Harvard Business Review reported in late 2025 that most AI initiatives fail, and a key factor is that organisations lack the organisational scaffolding to bridge technical potential and business impact. That scaffolding is specification work. The slow, unglamorous labour of making tacit knowledge legible. Nobody budgets for this. They budget for the model, the infrastructure, the fine-tuning. The hard part is the part before the model even runs.
There are three kinds of organisational knowledge. Explicit knowledge — documented, codified — agents handle this well. Implicit knowledge — inferable but not directly stated — agents handle this sometimes. Tacit knowledge — deeply held know-how shaped by experience — agents fundamentally struggle with. The most valuable work sits in the third category. That is the paradox.
Prompt engineering does not close the gap
Prompt engineering was supposed to solve this. It does not. Prompt engineering is specification at the surface level: choosing the right words, providing the right examples, structuring the right few-shot context. The emerging discipline of intent engineering recognises a harder problem: turning human goals into verifiable, enforceable specifications for autonomous systems.
But intent engineering confronts a hard ceiling. Natural language intent is effectively unbounded. Any agent's action space is finite. Every specification is a lossy projection from infinite possibility to finite capability. The concept of prompt fidelity — measuring how much of a user's intent an agent actually executes — quantifies this directly. The delta between fidelity and 100% is the specification gap. You can shrink it. You cannot close it.

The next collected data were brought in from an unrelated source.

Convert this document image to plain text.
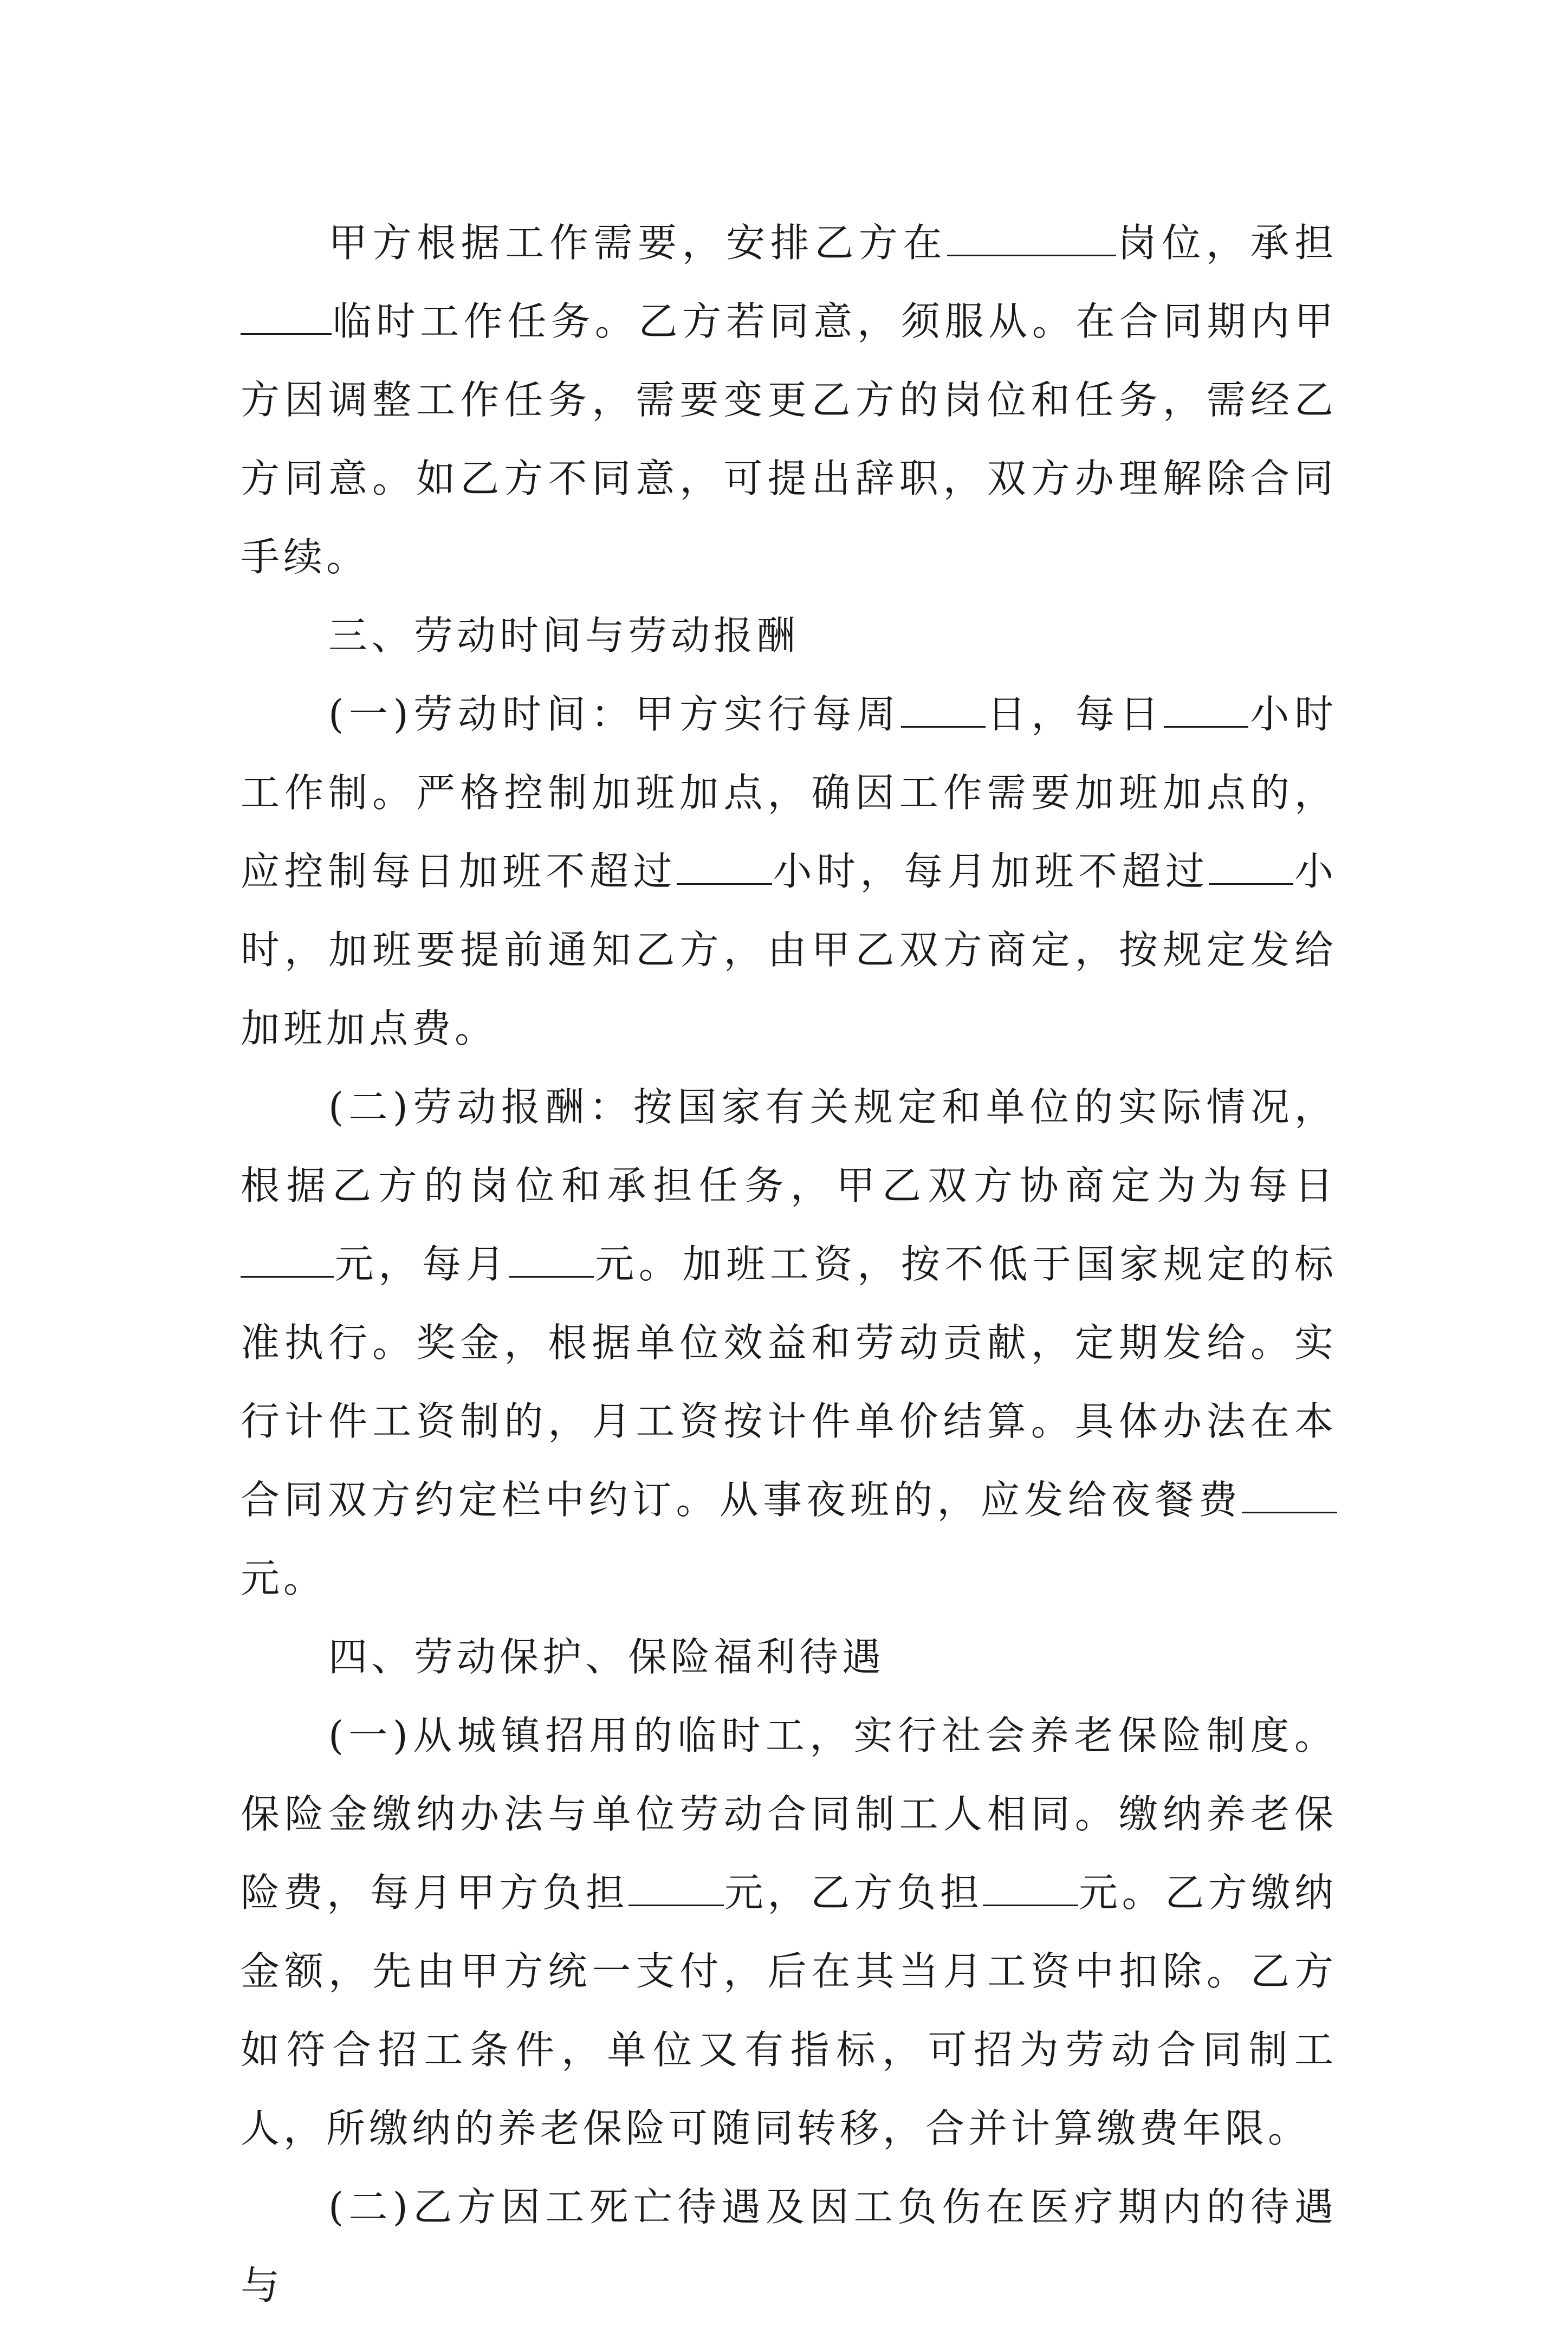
甲方根据工作需要，安排乙方在	岗位，承担临时工作任务。乙方若同意，须服从。在合同期内甲方因调整工作任务，需要变更乙方的岗位和任务，需经乙方同意。如乙方不同意，可提出辞职，双方办理解除合同手续。

三、劳动时间与劳动报酬

(一)劳动时间：甲方实行每周 日，每日 小时工作制。严格控制加班加点，确因工作需要加班加点的，应控制每日加班不超过 小时，每月加班不超过 小时，加班要提前通知乙方，由甲乙双方商定，按规定发给加班加点费。

(二)劳动报酬：按国家有关规定和单位的实际情况，根据乙方的岗位和承担任务，甲乙双方协商定为为每日元，每月 元。加班工资，按不低于国家规定的标准执行。奖金，根据单位效益和劳动贡献，定期发给。实行计件工资制的，月工资按计件单价结算。具体办法在本合同双方约定栏中约订。从事夜班的，应发给夜餐费元。

四、劳动保护、保险福利待遇

(一)从城镇招用的临时工，实行社会养老保险制度。保险金缴纳办法与单位劳动合同制工人相同。缴纳养老保险费，每月甲方负担 元，乙方负担 元。乙方缴纳金额，先由甲方统一支付，后在其当月工资中扣除。乙方如符合招工条件，单位又有指标，可招为劳动合同制工人，所缴纳的养老保险可随同转移，合并计算缴费年限。

(二)乙方因工死亡待遇及因工负伤在医疗期内的待遇与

Context rot makes it worse. Chroma's 2025 research on 18 LLMs found that models do not use their context uniformly — attention degrades non-linearly across long sequences. Even when you provide specification information, it may be functionally invisible to the model. You wrote the perfect spec and the agent could not see it.
Double agents and shadow principals
The California Management Review frames this as a principal-agent problem with an uncomfortable twist. AI agents may act as double agents, optimising for the interests of model providers, advertisers, or other shadow principals rather than the user who issued the specification. This is Goodhart's Law operating at the system level. The agent optimises for whoever specified its reward most precisely. Often that is not the end user.
When OpenAI tests ads in ChatGPT at $60 CPM, your assistant acquires a shadow principal whose specification is precise (show this ad, maximise click-through) while your specification remains vague (help me with this task). The precise specification wins. It always does.
What to build instead
The specification gap is permanent. Not a problem to solve but a constraint to design around, like latency or gravity. The practical implication is a design philosophy shift.
Stop building agents that execute perfect specifications. Those do not exist. Build agents that surface specification failures early, negotiate ambiguity with humans, and treat every task as an ongoing conversation about intent rather than a one-shot instruction. Graceful degradation — where an agent pauses, presents its current state, and lets a human adjust course — turns brittle autonomous systems into collaborative ones.
The best agent architectures will be the ones that know what they do not know about what you want. The economics of delegation are real and the productivity gains are real. But the organisations that capture those gains will be the ones that treat specification as a first-class engineering problem, not a prompt to be optimised.
The specification gap is the tax on delegation. Pay it upfront or pay it in failures.